Lamps and Light Fittings:Switching of Inductive Loads

Switching of Inductive Loads

It is important to remember that devices used for switching inductive loads may have to be de- rated if not designed for the purpose. This can be checked using the manufacturers documentation.

The de-rating factor to be applied is 0.8.

Example:

The Stroboscopic Effect

When discharge lighting is used where rotating machinery is present, there is a risk that rotating parts may appear to be stationary. This phenomenon is known as the “stroboscopic effect”. This effect occurs only where discharge lamps are installed. Discharge lamps illuminate and extinguish twice every cycle, in harmony with the alternating mains supply voltage.

The stroboscopic effect does not occur with incandescent lamp installations. Incandescent lamp filaments do not cool down fast enough to be affected by the mains cycle supply variation.

Examples of the stroboscopic effect can be seen when viewing old movies, where vehicle wheels may appear to be stopped or going in reverse. Flashing lights at discos also illustrate the stroboscopic effect.

The stroboscopic effect is also utilised by motor mechanics to set engine timing electronically. A strobe light is directed at the engine crank-shaft timing marks. With the engine running the crank-shaft timing marks appear to be stationary, thus allowing engine ignition timing adjustments to be made.

To overcome the problems associated with the stroboscopic effect, where rotating machinery is present, twin lamp fittings can be installed. These twin fittings are wired as a lead-lag circuit in such a manner that the current through the first lamp is out of synchronisation with current through the second lamp. This results in both lamps being extinguished at different time intervals during the AC cycle.

High frequency electronic ballasts are used in some fittings. These eliminate the stroboscopic effect as the operating frequency is 30,000 Hz.

Local incandescant lamps may also be used to eliminate this problem.

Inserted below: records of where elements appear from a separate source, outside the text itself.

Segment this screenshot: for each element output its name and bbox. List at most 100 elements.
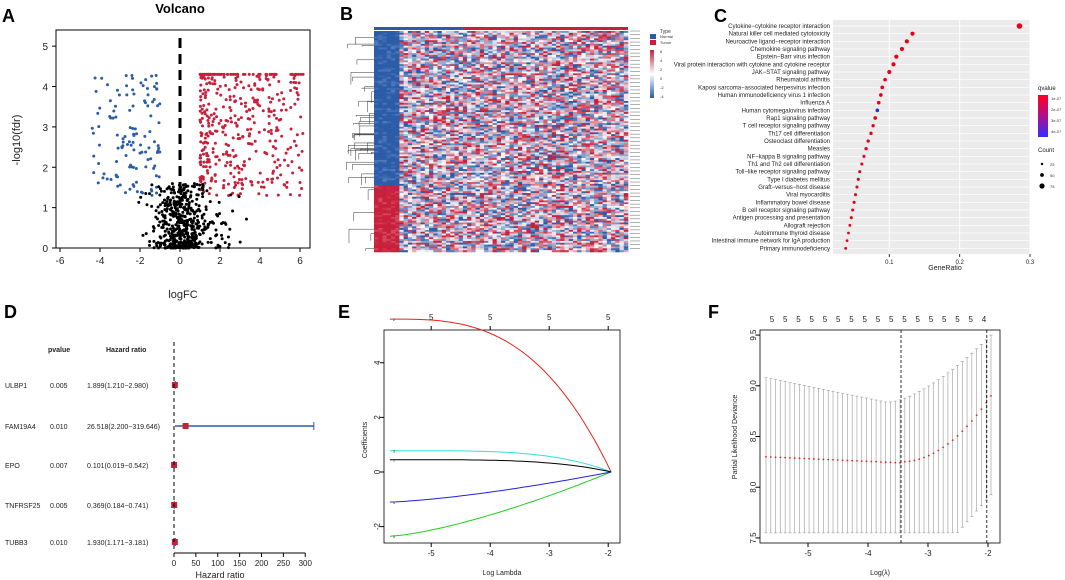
heatmap-cell (620, 40, 625, 42)
volcano-point-up (285, 186, 288, 189)
heatmap-cell (505, 77, 510, 79)
heatmap-cell (442, 125, 447, 127)
heatmap-cell (590, 116, 595, 118)
heatmap-cell (425, 123, 430, 125)
heatmap-cell (552, 112, 557, 114)
heatmap-cell (505, 107, 510, 109)
heatmap-cell (446, 70, 451, 72)
heatmap-cell (450, 68, 455, 70)
heatmap-cell (425, 37, 430, 39)
heatmap-cell (526, 130, 531, 132)
heatmap-cell (573, 48, 578, 50)
heatmap-cell (526, 103, 531, 105)
heatmap-cell (382, 33, 387, 35)
heatmap-cell (471, 119, 476, 121)
volcano-point-ns (227, 236, 230, 239)
heatmap-cell (577, 49, 582, 51)
heatmap-cell (543, 108, 548, 110)
volcano-xtick-label: -6 (56, 256, 65, 267)
heatmap-cell (607, 118, 612, 120)
heatmap-cell (378, 147, 383, 149)
volcano-point-ns (183, 224, 186, 227)
heatmap-cell (501, 53, 506, 55)
heatmap-cell (611, 110, 616, 112)
heatmap-cell (586, 110, 591, 112)
heatmap-cell (514, 118, 519, 120)
heatmap-cell (467, 119, 472, 121)
volcano-point-up (247, 84, 250, 87)
heatmap-cell (560, 101, 565, 103)
heatmap-cell (497, 99, 502, 101)
heatmap-cell (387, 62, 392, 64)
heatmap-cell (454, 145, 459, 147)
heatmap-cell (598, 116, 603, 118)
volcano-point-up (237, 118, 240, 121)
heatmap-cell (598, 110, 603, 112)
volcano-point-up (261, 181, 264, 184)
volcano-xlabel: logFC (168, 289, 197, 301)
heatmap-cell (607, 101, 612, 103)
heatmap-cell (395, 81, 400, 83)
heatmap-cell (459, 57, 464, 59)
heatmap-cell (514, 66, 519, 68)
volcano-point-down (155, 191, 158, 194)
heatmap-cell (586, 136, 591, 138)
heatmap-cell (480, 72, 485, 74)
heatmap-cell (497, 105, 502, 107)
heatmap-cell (620, 64, 625, 66)
volcano-point-ns (170, 191, 173, 194)
heatmap-cell (484, 101, 489, 103)
heatmap-cell (463, 81, 468, 83)
heatmap-cell (421, 33, 426, 35)
heatmap-cell (463, 86, 468, 88)
heatmap-cell (454, 48, 459, 50)
heatmap-cell (569, 62, 574, 64)
heatmap-cell (442, 68, 447, 70)
heatmap-cell (416, 35, 421, 37)
heatmap-cell (620, 42, 625, 44)
heatmap-cell (471, 147, 476, 149)
volcano-point-up (270, 132, 273, 135)
heatmap-cell (514, 37, 519, 39)
heatmap-cell (526, 66, 531, 68)
heatmap-cell (476, 77, 481, 79)
volcano-point-ns (182, 220, 185, 223)
heatmap-cell (594, 129, 599, 131)
heatmap-cell (480, 77, 485, 79)
heatmap-cell (590, 46, 595, 48)
heatmap-cell (526, 48, 531, 50)
heatmap-cell (522, 55, 527, 57)
heatmap-cell (531, 132, 536, 134)
heatmap-cell (412, 94, 417, 96)
heatmap-cell (484, 83, 489, 85)
heatmap-cell (581, 118, 586, 120)
heatmap-cell (454, 86, 459, 88)
volcano-point-up (199, 163, 202, 166)
heatmap-cell (607, 112, 612, 114)
heatmap-cell (463, 134, 468, 136)
heatmap-cell (518, 60, 523, 62)
heatmap-cell (378, 84, 383, 86)
volcano-point-down (149, 114, 152, 117)
heatmap-cell (522, 68, 527, 70)
heatmap-cell (493, 62, 498, 64)
heatmap-cells (374, 27, 628, 252)
heatmap-cell (577, 38, 582, 40)
heatmap-cell (518, 33, 523, 35)
heatmap-cell (446, 123, 451, 125)
heatmap-cell (590, 103, 595, 105)
heatmap-cell (586, 92, 591, 94)
heatmap-cell (404, 143, 409, 145)
volcano-point-up (224, 133, 227, 136)
heatmap-cell (438, 112, 443, 114)
volcano-point-up (279, 173, 282, 176)
heatmap-cell (476, 143, 481, 145)
heatmap-cell (421, 90, 426, 92)
heatmap-cell (378, 123, 383, 125)
heatmap-cell (408, 51, 413, 53)
heatmap-cell (556, 92, 561, 94)
heatmap-cell (471, 73, 476, 75)
heatmap-cell (484, 79, 489, 81)
volcano-point-down (125, 84, 128, 87)
heatmap-cell (488, 77, 493, 79)
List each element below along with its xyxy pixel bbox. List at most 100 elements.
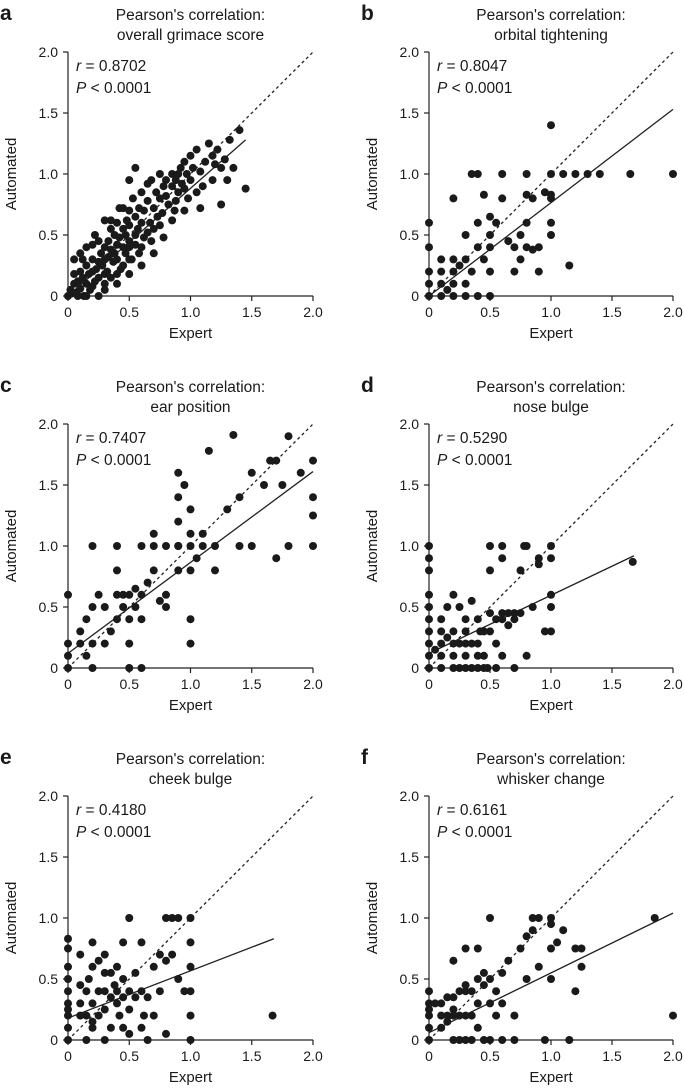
x-axis-label: Expert xyxy=(529,697,573,714)
data-point xyxy=(272,456,281,465)
data-point xyxy=(486,542,494,550)
data-point xyxy=(113,542,121,550)
data-point xyxy=(425,267,433,276)
data-point xyxy=(522,542,531,550)
data-point xyxy=(235,542,244,550)
data-point xyxy=(125,206,134,215)
data-point xyxy=(180,206,189,215)
data-point xyxy=(64,1036,72,1044)
data-point xyxy=(479,981,488,990)
data-point xyxy=(510,1036,519,1044)
data-point xyxy=(553,938,562,947)
data-point xyxy=(467,664,476,672)
data-point xyxy=(540,188,549,197)
x-axis-label: Expert xyxy=(169,1069,213,1086)
data-point xyxy=(119,938,128,947)
panel-letter: b xyxy=(361,2,374,25)
data-point xyxy=(473,292,482,300)
data-point xyxy=(510,1011,519,1020)
data-point xyxy=(149,249,158,258)
y-axis-label: Automated xyxy=(364,138,381,211)
data-point xyxy=(125,243,134,252)
data-point xyxy=(449,194,458,203)
data-point xyxy=(119,590,128,599)
data-point xyxy=(571,944,580,953)
data-point xyxy=(571,987,580,996)
data-point xyxy=(137,1023,146,1032)
y-tick-label: 1.0 xyxy=(39,538,59,554)
data-point xyxy=(309,456,317,465)
data-point xyxy=(425,1011,433,1020)
panel-title-line2: nose bulge xyxy=(513,399,589,416)
y-tick-label: 1.5 xyxy=(39,105,59,121)
data-point xyxy=(431,999,440,1008)
data-point xyxy=(479,1036,488,1044)
data-point xyxy=(522,932,531,941)
data-point xyxy=(152,188,161,197)
data-point xyxy=(94,987,103,996)
data-point xyxy=(473,944,482,953)
data-point xyxy=(100,968,109,977)
data-point xyxy=(425,1036,433,1044)
data-point xyxy=(155,950,164,959)
data-point xyxy=(473,170,482,178)
data-point xyxy=(88,282,97,291)
data-point xyxy=(174,975,183,983)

Figure 16 illustrates the internal wiring of a twin lamp fitting where one lamp is connected in series with a ballast whilst the other lamp is connected in series with a ballast and capacitor. This arrangement helps to eliminate the stroboscopic effect.

Figure 17 illustrates how the stroboscopic effect can be overcome with a lighting arrangement in industrial installations having three phase supplies. Adjacent lamps or alternate groups of lamps are connected between different phases and neutral. This arrangement also has the advantage of balancing the lighting load over the three phases and decreases the current flowing in the supply neutral.

Compact Fluorescent Lamps ( CFL )

Compact fluorescent lamps have become very common. These lamps are designed to replace the GLS lamp and the standard fluorescent tubes frequently used in domestic and small shop premises. Compact fluorescent lamps are available in a selection of designs and ratings. They can be used in any position. They usually have built in starting gear.

Figure 18 shows a 2D 16 Watt CFL. It has an equivalent light output to a 100 Watt GLS lamp. A 28 Watt and 38 Watt is also available. Its life expectancy is about 8000 hours. Cap type is GR10q. They are used for general lighting and emergency lighting applications.

Figure 19 shows compact fluorescent lamps which can directly replace the standard BC incandescent lamp. They are now very popular in domestic situations. The initial cost of the lamp is high. They are slow to reach full brilliance so they are not suitable for situations where they would be switched on and off frequently. A 7 Watt provides the equivalent light output to a 60 Watt incandescent lamp.